The P50 minimum wage increase which was recently approved by the Metro Manila wage board does little to provide workers with an immediate relief amidst the cost of living crisis and to move closer to a living wage as mandated by the 1987 Philippine Constitution.

While the P50 wage hike is the highest increase ever granted by the Metro Manila wage board, and may signal a corresponding increase in the country’s regions, it is still a meager wage increase, barya-barya, not a significant wage increase that can give workers an immediate relief.

Thus, the Employers Confederation of the Philippines (ECOP) is wrong in saying that this increase will “put to rest” efforts to legislate a wage hike. The still-meager wage increase shows that the wage boards are truly incapable of increasing workers’ wages and that legislation is necessary.

The P50 Metro Manila wage hike shows that President Ferdinand Marcos Jr only listens to employers who are greedy for profits and is insensitive, manhid, to the suffering of the country’s workers. Marcos Jr refuses to balance employers’ interests and workers’ rights amidst the cost of living crisis.

In his recent media interviews, ECOP President Sergio Ortiz-Luis repeated hoary lies, mga gasgas na kasinungalingan, about workers’ demands for a wage hike. He said that wage and salary workers are a minority, and that wage hikes do not affect, and are even detrimental to, the rest of the population.

Ortiz-Luis’ compartmentalized thinking is mind-boggling. When workers receive a wage hike, they don’t keep the money under their pillows; they spend it. Small vendors, farmers, fishers, tricycle drivers, and the other working populations that he mentions will indirectly but definitely benefit from a wage hike.

Ortiz-Luis also said that a significant wage hike, like the P200 proposed in Congress, will result in inflation, company closures or mass layoffs. That won’t happen if employers will show some compassion to workers, share the burden of the cost of living crisis, and allow a meager reduction in their profits.

Independent think-tank Ibon Foundation’s computations show that the P50 wage hike is equivalent to only 0.4% of employers’ expenses and 2.5% of their profits. Employers can definitely give more, if only the government compels them to see the wisdom of a living wage for workers.
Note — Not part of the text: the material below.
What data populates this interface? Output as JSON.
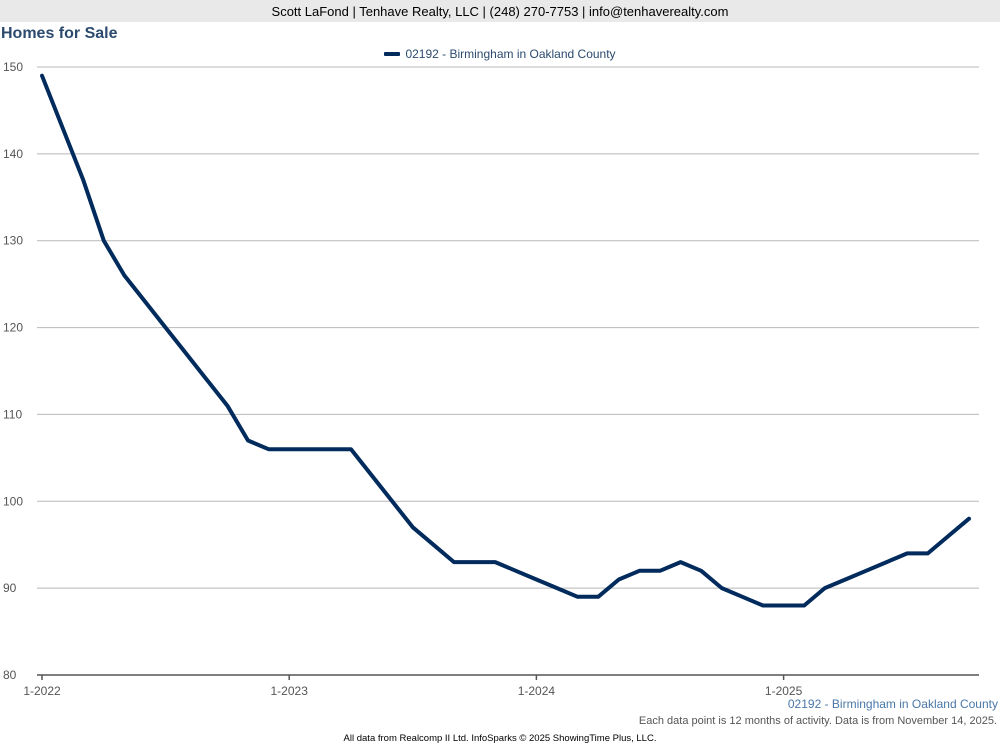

Like his predecessors, Ortiz-Luis makes it appear that labor cost is the only burden borne by employers. He should listen to small Filipino employers, who say that high taxes and corruption, poor infrastructure and heavy traffic, and stiff foreign competition are the real challenges to their businesses.

The ECOP leadership should demand that the Marcos Jr government address the issues faced by small businesses, rather than simply press down workers’ wages to the detriment of workers’ rights. Surely, Filipino workers and their advocates will continue to demand a legislated wage hike.